The following weekend, Alice and I went shopping in Launceston. I enjoyed seeing the differences between shops in Tasmania and the shops in California. On Sunday, we went to an AFL (Australian Football League) game between Hawthorn and Brisbane. Of course, being a foreigner, I had no idea how a football game in Australia is conducted. Alice had shown me short clips of other games before we went to watch, but I was still lost. After an hour or so, I began to understand the rules of the game better which made the experience much more enjoyable. Hawthorn won by a landslide and is still on the top of the ladder while Brisbane is around fourteenth out of eighteen.

My third week at Scotch Oakburn College was very similar to my previous two weeks of school. On Tuesday I came with my friends Kate and Georgia to their cooking class called “Festive Foods.”  With the Fourth of July coming up, their class was assigned to make festive American cuisine, pumpkin pie. For homework, the class was asked to research the history of Independence Day. Because none of the students had done this assignment, the teacher asked me to lecture the class on American history.

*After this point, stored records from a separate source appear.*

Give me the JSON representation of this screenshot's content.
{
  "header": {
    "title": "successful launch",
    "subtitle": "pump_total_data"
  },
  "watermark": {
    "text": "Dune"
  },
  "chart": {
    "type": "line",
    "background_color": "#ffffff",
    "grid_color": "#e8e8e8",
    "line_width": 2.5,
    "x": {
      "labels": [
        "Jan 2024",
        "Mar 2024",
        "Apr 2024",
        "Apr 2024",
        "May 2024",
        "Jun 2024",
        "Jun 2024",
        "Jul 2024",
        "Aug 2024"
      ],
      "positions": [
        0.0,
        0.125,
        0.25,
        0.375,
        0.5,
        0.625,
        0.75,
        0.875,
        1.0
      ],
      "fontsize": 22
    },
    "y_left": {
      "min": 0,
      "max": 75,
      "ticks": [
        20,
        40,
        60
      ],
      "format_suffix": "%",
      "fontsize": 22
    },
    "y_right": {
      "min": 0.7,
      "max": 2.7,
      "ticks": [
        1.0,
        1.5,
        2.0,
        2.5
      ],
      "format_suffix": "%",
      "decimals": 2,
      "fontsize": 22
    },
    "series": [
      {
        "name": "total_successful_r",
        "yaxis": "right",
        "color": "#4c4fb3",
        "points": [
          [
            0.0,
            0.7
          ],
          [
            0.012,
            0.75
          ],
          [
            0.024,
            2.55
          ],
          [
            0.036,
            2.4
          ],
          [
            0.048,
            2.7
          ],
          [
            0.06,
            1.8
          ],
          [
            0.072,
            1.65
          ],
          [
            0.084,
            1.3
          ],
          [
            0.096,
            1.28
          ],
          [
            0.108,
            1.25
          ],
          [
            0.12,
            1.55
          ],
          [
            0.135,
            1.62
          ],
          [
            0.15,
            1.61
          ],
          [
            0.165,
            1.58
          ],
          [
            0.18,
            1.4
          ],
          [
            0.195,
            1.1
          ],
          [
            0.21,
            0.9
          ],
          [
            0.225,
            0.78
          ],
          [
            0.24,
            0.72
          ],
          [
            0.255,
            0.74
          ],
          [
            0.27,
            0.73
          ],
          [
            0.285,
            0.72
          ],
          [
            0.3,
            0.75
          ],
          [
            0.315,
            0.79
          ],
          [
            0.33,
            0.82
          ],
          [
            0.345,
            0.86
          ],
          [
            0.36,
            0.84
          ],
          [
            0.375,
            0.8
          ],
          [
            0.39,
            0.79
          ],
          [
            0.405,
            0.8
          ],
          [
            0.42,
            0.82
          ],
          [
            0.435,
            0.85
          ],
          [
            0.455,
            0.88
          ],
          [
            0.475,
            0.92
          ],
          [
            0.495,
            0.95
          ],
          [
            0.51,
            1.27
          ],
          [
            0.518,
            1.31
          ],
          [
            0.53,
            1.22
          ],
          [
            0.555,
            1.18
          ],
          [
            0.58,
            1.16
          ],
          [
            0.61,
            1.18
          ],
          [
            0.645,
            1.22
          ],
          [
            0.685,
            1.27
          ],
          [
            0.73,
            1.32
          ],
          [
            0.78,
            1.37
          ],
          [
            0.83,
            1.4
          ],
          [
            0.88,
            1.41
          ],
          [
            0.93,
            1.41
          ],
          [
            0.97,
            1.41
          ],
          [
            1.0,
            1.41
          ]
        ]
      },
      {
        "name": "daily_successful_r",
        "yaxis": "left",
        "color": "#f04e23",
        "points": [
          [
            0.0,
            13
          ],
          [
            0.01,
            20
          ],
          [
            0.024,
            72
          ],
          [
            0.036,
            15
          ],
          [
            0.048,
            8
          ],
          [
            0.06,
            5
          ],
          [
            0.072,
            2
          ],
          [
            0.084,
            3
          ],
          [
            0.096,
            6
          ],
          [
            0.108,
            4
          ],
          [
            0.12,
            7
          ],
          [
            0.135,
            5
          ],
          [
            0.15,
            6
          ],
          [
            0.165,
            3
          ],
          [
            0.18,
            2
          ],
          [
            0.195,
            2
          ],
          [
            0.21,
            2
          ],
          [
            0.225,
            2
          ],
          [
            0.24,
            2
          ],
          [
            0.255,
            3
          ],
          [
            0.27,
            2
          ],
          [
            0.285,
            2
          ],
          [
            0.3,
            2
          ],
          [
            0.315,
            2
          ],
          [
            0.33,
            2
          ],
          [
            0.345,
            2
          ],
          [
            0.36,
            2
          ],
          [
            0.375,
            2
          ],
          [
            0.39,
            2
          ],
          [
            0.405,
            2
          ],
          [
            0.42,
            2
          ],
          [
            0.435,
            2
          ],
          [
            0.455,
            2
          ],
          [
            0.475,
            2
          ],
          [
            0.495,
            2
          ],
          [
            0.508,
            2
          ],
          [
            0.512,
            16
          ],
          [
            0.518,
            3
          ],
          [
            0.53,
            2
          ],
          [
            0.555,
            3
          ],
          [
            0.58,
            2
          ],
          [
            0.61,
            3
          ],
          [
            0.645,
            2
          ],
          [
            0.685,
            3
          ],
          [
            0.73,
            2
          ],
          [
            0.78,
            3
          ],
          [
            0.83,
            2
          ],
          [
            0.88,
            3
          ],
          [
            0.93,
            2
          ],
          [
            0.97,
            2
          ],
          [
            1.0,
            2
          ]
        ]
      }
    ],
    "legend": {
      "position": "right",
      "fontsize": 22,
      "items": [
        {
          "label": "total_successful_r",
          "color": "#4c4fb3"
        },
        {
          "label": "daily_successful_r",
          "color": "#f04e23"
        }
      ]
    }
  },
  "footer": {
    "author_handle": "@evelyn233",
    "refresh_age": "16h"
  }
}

It surprised me how easily I could recall the information that was chiseled into my brain since the age of five. The class continued with the production of pumpkin pies and cakes frosted with red, white and blue. In celebration of the Fourth of July, my host family made a special dinner of hot dogs, potato salad, corn on the cob, and apple pie. After dinner, we layered on jackets and went outside to play with sparklers while the sky flashed with lightning that looked almost like fireworks.

On Friday, I met with Mr. Jenkinson in the morning and I finally received my own personalized schedule. I now have five classes: Maths, French, Psychology, English, and World History. Four out of five of my classes are with eleventh and twelfth grade students. The only class I have with the tenth graders, who I had been taking all of my classes with prior to Friday, is World History. The first class I had was English where I knew absolutely nobody, but everybody was welcoming and I enjoyed their company. It seemed that they all knew Pierson and they amused me with some stories from his stay in Tasmania. The bell soon rang and school was let out for a two week winter holiday, but first I had to walk across campus in the pouring rain. Once again I asked myself what too many people have asked me already. “Why did you come in the winter?